In a joint committee hearing Monday, lawmakers advanced the LRAC proposal and didn’t vote on the Maryland Citizens Redistricting Commission proposal. The LRAC was created by Senate President Bill Ferguson (D-Baltimore City) and House Speaker Adrienne A. Jones (D-Baltimore County). Jones and Ferguson are both members of that panel alongside two other Democratic legislative leaders, the two Republican legislative leaders and Karl Aro, the commission chair and former head of the nonpartisan Department of Legislative Services.
Compactness of U.S. House districts has been a key aspect of the debate on the state’s next set of congressional maps. Republicans have highlighted the fact that the Maryland Citizens Redistricting Commission sought to minimize county splits in drawing their congressional proposal, but at the Monday committee hearing on both map proposals, Aro said compactness isn’t as important a factor in congressional maps compared to population equality and compliance with the federal Voting Rights Act.
Del. C.T. Wilson (D-Charles County) defended the Legislative Redistricting Advisory Commission map during the Tuesday morning floor debate on Buckel’s amendment, and said panelists focused on preserving communities of interest, protecting the voting power of people of color and keeping as many people as possible in their current districts over compactness. Wilson added that the LRAC map still marks a “dramatic change” because it is more compact than current maps, but also said Maryland’s borders don’t lend themselves to neatly drawn districts.
“The shape of Maryland isn’t pleasing to the eye,” Wilson said. “It’s misshapen and out of proportion.”
House Majority Leader Eric G. Luedtke (D-Montgomery) urged lawmakers to reject Buckel’s amendment, and said that if Hogan and Republicans in the General Assembly oppose gerrymandering they should support the federal For The People Act, which would require nonpartisan redistricting commissions across the country. That legislation, sponsored by Maryland Rep. John P. Sarbanes (D), passed the U.S. House of Representatives earlier this year but has been blocked by Republicans in the Senate.
Luedtke noted that Hogan recently took credit for the bipartisan infrastructure bill that recently passed Congress and was signed into law by President Biden, and sarcastically wondered why Hogan wouldn’t do the same for the Sarbanes bill if he was so concerned about gerrymandering.
“If he’s that influential in the [U.S.] Senate I would urge him to call for the passage of the For the People Act,” Luedtke said.
Other House Republicans took issue with the partisan breakdown of the proposed LRAC map and the state’s current congressional districts. Current maps create a 7-1 partisan breakdown favoring Democrats, and with the 1st Congressional District redrawn to be much more competitive, the LRAC’s proposal could result in an 8-0 partisan breakdown.
“There’s definitely more Democrats than Republicans in the state of Maryland, but it’s not 7-1,” said Del. Matthew Morgan (R-St. Mary’s). He noted that after the 1990 Census, Maryland had a 4-4 partisan split in its congressional delegation, which moved to 6-2 in favor of Democrats following the 2000 Census.

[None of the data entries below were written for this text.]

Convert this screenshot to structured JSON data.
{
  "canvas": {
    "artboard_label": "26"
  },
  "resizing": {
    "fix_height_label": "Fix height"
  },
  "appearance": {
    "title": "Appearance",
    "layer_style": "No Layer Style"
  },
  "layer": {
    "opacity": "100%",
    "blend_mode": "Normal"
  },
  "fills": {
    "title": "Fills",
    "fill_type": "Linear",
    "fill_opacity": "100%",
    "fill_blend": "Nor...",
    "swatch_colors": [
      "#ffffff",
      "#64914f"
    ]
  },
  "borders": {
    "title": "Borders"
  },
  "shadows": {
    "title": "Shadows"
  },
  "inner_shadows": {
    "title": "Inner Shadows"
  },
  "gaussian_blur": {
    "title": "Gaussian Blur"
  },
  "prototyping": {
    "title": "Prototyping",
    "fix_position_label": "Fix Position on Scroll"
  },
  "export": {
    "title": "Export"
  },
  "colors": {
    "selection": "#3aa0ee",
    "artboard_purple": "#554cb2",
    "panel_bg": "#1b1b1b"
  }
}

The Maryland Citizens Redistricting Commission map minimizes county splits and received an “A” from the Princeton Gerrymandering Project, which evaluated the proposal based on geographical features, competitiveness and partisan fairness. The Legislative Redistricting Advisory Commission’s final proposed congressional map received an “F” based on those same criteria from analysts at Princeton. Luedtke questioned Princeton’s rating system during the floor debate because it doesn’t include Voting Rights Act compliance.
Buckel’s amendment was ultimately voted down, largely along partisan lines, 93-43.